In a complementary metal-oxide semiconductor (CMOS) circuit in partially depleted silicon on insulator (PD-SOI) technology, the delay is dependent on its switching history. When a circuit first switches after sitting idle for a few milliseconds (ms) or more it will have a longer or shorter delay than when it switches again within a few nanoseconds (ns). The first switch of the circuit is referred to herein as 1SW, while the second switch is referred herein as 2SW. If the same circuit is switching on a regular basis, every few ns or less, it will have a third delay characteristic of steady state operation, referred to herein as SS. These effects, known as SOI history, are required to be measured to accurately characterize the performance of PD-SOI circuits.
The measurement of SOI history requires input pulse widths of a few ns and picoseconds (ps) time resolution, see, for example, Ketchen et al., “Circuit and Technique for Characterizing Switching Delay History Effects in Silicon on Insulator Logic Gates,” Review of Scientific Instruments, Vol. 75 , pp. 768-771 , March 2004. Typically, such measurements have been made as bench tests on limited hardware using high speed probing techniques and equipment. These measurements are difficult to perform during processing in a manufacturing environment because of problems with noise, shielding and test time. Bench measurements have shown that the PD-SOI history is often 10-15% in present CMOS technology and it is a strong function of device design. History variation across a wafer may be in excess of 5%.
Recently an approach has been described for measuring SOI history using a self-calibrating, self-timed technique with dc signal inputs and outputs, see, for example, Ketchen et al., “High Speed Test Structures for In-Line Process Monitoring and Model Calibration,” Proc. 2005 IEEE International Conference on Microelectronic Test Structures , pp. 33-38 , April 2005. History measurements with resolution of 1% are achievable without the use of high frequency equipment. This design has been implemented and is now routinely used in a manufacturing environment to gather data for understanding the effects of process and statistical variations on history. This technique measures only the fractional difference between 1SW and 2SW delays. The question of where SS delay lies with respect to 1SW and 2SW delays is specifically not addressed with this structure, nor are the actual 1SW and 2SW delays themselves measured.
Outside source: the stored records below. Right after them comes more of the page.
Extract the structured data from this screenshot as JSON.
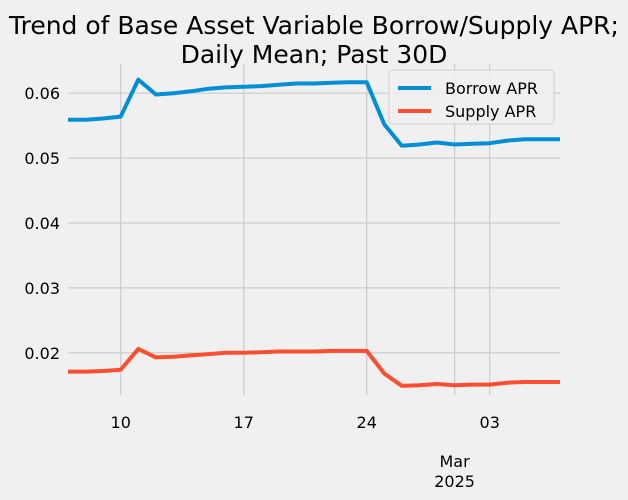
{
  "chart_data": {
    "type": "line",
    "title": "Trend of Base Asset Variable Borrow/Supply APR;",
    "subtitle": "Daily Mean; Past 30D",
    "xlabel": "",
    "ylabel": "",
    "xlim": [
      "2025-02-07",
      "2025-03-07"
    ],
    "ylim": [
      0.0135,
      0.0645
    ],
    "x_ticks": [
      {
        "date": "2025-02-10",
        "label": "10"
      },
      {
        "date": "2025-02-17",
        "label": "17"
      },
      {
        "date": "2025-02-24",
        "label": "24"
      },
      {
        "date": "2025-03-03",
        "label": "03"
      }
    ],
    "x_major_tick": {
      "date": "2025-03-01",
      "label": "Mar",
      "sublabel": "2025"
    },
    "y_ticks": [
      0.02,
      0.03,
      0.04,
      0.05,
      0.06
    ],
    "y_tick_labels": [
      "0.02",
      "0.03",
      "0.04",
      "0.05",
      "0.06"
    ],
    "grid": true,
    "legend_position": "top-right",
    "x": [
      "2025-02-07",
      "2025-02-08",
      "2025-02-09",
      "2025-02-10",
      "2025-02-11",
      "2025-02-12",
      "2025-02-13",
      "2025-02-14",
      "2025-02-15",
      "2025-02-16",
      "2025-02-17",
      "2025-02-18",
      "2025-02-19",
      "2025-02-20",
      "2025-02-21",
      "2025-02-22",
      "2025-02-23",
      "2025-02-24",
      "2025-02-25",
      "2025-02-26",
      "2025-02-27",
      "2025-02-28",
      "2025-03-01",
      "2025-03-02",
      "2025-03-03",
      "2025-03-04",
      "2025-03-05",
      "2025-03-06",
      "2025-03-07"
    ],
    "series": [
      {
        "name": "Borrow APR",
        "color": "#008fd5",
        "values": [
          0.0559,
          0.0559,
          0.0561,
          0.0564,
          0.0621,
          0.0598,
          0.06,
          0.0603,
          0.0607,
          0.0609,
          0.061,
          0.0611,
          0.0613,
          0.0615,
          0.0615,
          0.0616,
          0.0617,
          0.0617,
          0.0552,
          0.0519,
          0.0521,
          0.0524,
          0.0521,
          0.0522,
          0.0523,
          0.0527,
          0.0529,
          0.0529,
          0.0529
        ]
      },
      {
        "name": "Supply APR",
        "color": "#fc4f30",
        "values": [
          0.0171,
          0.0171,
          0.0172,
          0.0174,
          0.0206,
          0.0193,
          0.0194,
          0.0196,
          0.0198,
          0.02,
          0.02,
          0.0201,
          0.0202,
          0.0202,
          0.0202,
          0.0203,
          0.0203,
          0.0203,
          0.0168,
          0.0149,
          0.015,
          0.0152,
          0.015,
          0.0151,
          0.0151,
          0.0154,
          0.0155,
          0.0155,
          0.0155
        ]
      }
    ]
  }
}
The technology is often evaluated in terms of the performance of one or more ring oscillators (ROs) which give SS delays. At present the offset between SS delays and 1SW and 2SW delays can only be obtained from time-resolved bench test measurements on appropriately designed and stimulated delay chain (DLC) structures. As an example, FIG. 1 is a diagram that illustrates the bench test data for an inverter chain experiment in 130 nanometer (nm) PD-SOI technology. Here the percentage delay differences for 1SW, 2SW and SS switching sequences represented as 1SW-SS, 2SW-SS, and 1SW-2SW histories are all plotted as a function of the power supply voltage VDD, where the nominal operating VDD=1.2V. The 1SW-2SW history peaks at around 1.1 V. It is noteworthy that at low VDD most of the history is associated with 2SW speedup compared to SS while at high VDD most of the history involves slowdown of 1SW with respect to SS. At VDD=1.2 V, SS delay, also measured with a RO, will be about 3.5% more than the average of 1SW and 2SW delays while at VDD=1.8V it will be 3.5% less.
Measuring only the 1SW-2SW history provides considerable insight in the delay variability, but also fails to correlate this history with SS delays. It is thus of considerable interest and value to develop a test structure that allows one to routinely measure as an inline test on a standard parametric tester the 1SW-SS and 2SW-SS histories as well.